Written by: Garry Mulholland

BLONDIE
SINGLES BOX
EMI
****

DID YOU SEE Jeremy Vine attempting to interview Deborah Harry? Watching him reduced to a genuflecting adolescent by Ms Blondie’s glacial sneer reminded you that, despite the excessive units shifted in 2004 by various manufactured mock rockettes, blinged-up bunny girls and doe-eyed sensitive singer-songwriters, they simply don’t make femme-pop icons like that any more. If viewers too young to have sighed in agreement at Debbie’s Heart Of Glass observation about love being a gas and a pain in the ass need any more evidence of Harry, Chris Stein, Clem Burke, Frank Infante, Nigel Harrison and Jimmy Destri’s legendary status, then this desirable box of the 15 1977-1982 singles on individual CDs removes all doubt.
Simply, the 10 Blondie hits from February 1978’s Denis to April 1980’s Call Me constitute one of the great unbroken runs of hit-making genius in post-’60s pop. Somehow, the ironic distance that Harry kept from her love lyrics made the likes of Picture This and Atomic all the more powerful and insidious. Madonna liked it so much she bought the company. The B-sides are pretty awesome too, especially if you highlight 1978’s Fade Away And Radiate or Will Anything Happen? But put fingers in ears for the misguided live version of Bowie’s Heroes on the flip of Atomic.
November 1980’s version of The Paragons’ rocksteady standard The Tide Is High was Blondie’s fifth UK chart-topper, but was such evidence of creative burn-out it should have been renamed The End Is Nigh. There was just time for the witty, languid wonder of Rapture to explain the fledgling delights of hip hop to Middle America, before two mediocre singles from 1982’s Hunter album, Chris Stein’s illness, and inevitable split when Harry temporarily retired from music to nurse her long-term partner. Not such a cold-hearted bitch after all.

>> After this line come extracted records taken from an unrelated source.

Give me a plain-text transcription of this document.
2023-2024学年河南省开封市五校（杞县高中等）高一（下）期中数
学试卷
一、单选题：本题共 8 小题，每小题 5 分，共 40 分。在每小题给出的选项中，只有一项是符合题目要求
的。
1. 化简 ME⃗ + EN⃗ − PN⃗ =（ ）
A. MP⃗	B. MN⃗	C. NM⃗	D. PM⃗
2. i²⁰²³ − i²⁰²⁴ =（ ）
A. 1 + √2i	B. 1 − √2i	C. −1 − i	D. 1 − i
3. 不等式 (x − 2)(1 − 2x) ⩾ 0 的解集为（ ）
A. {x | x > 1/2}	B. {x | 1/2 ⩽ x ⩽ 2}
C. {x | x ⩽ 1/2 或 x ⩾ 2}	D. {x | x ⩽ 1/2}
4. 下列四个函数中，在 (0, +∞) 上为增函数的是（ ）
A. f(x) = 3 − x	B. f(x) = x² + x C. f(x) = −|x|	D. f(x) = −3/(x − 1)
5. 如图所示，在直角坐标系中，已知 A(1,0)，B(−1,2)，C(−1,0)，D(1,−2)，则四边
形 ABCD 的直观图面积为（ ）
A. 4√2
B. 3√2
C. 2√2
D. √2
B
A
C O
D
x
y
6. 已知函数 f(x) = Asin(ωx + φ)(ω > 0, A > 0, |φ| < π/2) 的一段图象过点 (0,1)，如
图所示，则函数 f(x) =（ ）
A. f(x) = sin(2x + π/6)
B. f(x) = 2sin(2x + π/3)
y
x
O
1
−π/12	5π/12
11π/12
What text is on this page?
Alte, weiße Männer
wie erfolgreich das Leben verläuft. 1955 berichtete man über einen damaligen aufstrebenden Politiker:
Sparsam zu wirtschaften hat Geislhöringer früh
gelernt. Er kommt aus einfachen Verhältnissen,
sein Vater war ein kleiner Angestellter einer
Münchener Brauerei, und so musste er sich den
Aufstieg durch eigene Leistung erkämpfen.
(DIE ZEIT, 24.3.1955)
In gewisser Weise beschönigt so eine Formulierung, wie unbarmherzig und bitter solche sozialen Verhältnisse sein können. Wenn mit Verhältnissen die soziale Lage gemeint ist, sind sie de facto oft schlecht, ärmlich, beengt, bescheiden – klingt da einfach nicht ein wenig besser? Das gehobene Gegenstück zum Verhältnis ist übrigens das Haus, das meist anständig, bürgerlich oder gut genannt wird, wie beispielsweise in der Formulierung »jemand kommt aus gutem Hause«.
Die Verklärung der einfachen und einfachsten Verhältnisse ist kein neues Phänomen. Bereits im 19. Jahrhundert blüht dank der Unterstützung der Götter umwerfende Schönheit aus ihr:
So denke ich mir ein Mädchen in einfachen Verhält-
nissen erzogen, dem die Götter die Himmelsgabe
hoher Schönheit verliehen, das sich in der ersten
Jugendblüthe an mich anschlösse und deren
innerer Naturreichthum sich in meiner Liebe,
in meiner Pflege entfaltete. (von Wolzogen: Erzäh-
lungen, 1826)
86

So, while few truly care that a re-formed Blondie still tread the boards, their continued existance isn’t the synth-pop-in-a-basket embarrassment that the Here And Now tour generation usually provide. And without it, we wouldn’t get to see her make Jeremy Vine look a prat. There’s something right about Harry still quietly laughing at men’s reaction to her well into her 50s. The singles here give her that right.